I went outside early yesterday morning to discover my patch of oriental poppies have started to open – such a fabulous exclamation of crimson against an otherwise mainly green backdrop!
Lilacs have held on well this year, thanks to cooler than normal temperature. Quite often they’re almost done by the end of May but this year they should still be wafting their delicious fragrance about the garden for my Peterborough visitors on Tuesday. These are three of my favourites – an all white and a deep purple, both slow growing named varieties, first planted about 20 years ago way out back then transplanted closer to the house about eight years ago. Plus of course the very popular Lilac ‘Sensation.’ The bi-coloured petals look like a party in the garden, don’t they?
Spurred on my Amelia, The Shrub Queen, and her south Florida garden, I went out and bought a (very expensive!) miniature pineapple plant. SO exotic in my Canadian garden!! I kinda love it!




Less exotic (for me) but really, just as fabulous, are all the Alliums not in bloom. This is Allium karataviense. It has a very short stem but the flower ball can be quite large – this one is about the size of a softball! They also, like many alliums, can self seed very readily if happily situated. There’s several spots in my garden with dozens now blooming where once there was one. Probably time to start dead-heading instead of letting the seeds develop…

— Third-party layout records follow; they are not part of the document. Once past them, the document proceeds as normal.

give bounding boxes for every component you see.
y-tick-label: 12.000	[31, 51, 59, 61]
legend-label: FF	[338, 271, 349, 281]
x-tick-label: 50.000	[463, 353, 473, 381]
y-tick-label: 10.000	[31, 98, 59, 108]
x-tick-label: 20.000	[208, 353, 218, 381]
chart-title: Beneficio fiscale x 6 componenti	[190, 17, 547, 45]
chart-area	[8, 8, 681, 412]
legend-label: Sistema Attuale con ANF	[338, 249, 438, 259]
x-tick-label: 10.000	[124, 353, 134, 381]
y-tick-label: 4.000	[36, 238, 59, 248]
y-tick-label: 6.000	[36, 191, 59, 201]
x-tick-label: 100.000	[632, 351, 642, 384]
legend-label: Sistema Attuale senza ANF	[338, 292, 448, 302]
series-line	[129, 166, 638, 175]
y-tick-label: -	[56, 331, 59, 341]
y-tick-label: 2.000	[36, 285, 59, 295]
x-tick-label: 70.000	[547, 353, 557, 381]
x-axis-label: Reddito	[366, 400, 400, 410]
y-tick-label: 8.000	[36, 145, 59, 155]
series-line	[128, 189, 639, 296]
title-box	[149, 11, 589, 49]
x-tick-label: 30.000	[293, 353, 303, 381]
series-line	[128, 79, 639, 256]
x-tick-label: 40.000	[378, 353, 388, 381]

You’d think this is another Allium photo, what with all the A. ‘Purple Sensation’ in the front there, but really it’s just an example of how harsh this past winter was. Behind all the Allium stems, and more in focus, are leaves from a gorgeous yellow-flowering tree peony. It’s bloomed every year since I planted it, until this year, when at least half the branches/stalks/trunks died back, including all the dormant flower buds. There’s lots of new growth so I have hope for next year, and the root stock has sent up numerous herbaceous peony shoots with buds that will soon open (these will be cut back to the trunk after blooming), but I can’t help but picture how it would look – purple alliums in front of giant pale yellow peonies…

Finally, it’s once again lupin time! I seem to have fewer lupins starting to flower than most years (time to collect seed again!) but the plants I started from seeds collected from a pure pink one are flowering – and mostly in pink. There’s also various shades of purple and red and some bi-coloured ones and this deep purple one, almost shrub-sized…


Here’s a wider shot of the shrubby lupin, in situ. Have a great weekend everyone!


Poppies, Alliums, Lupins, Lilacs…so beautiful! For the Peterborough people, you could put up a ‘Welcome to our Yarden’ sign…they’d need to look that up…it explains your lovely property.
I especially enjoyed that last photo, showing a longer view of your property. The sightline to the lawn through the flowers in lovely. The sight of those purple aliums against the yellow ‘whatever’ suggests how pretty the purple against yellow peonies would be!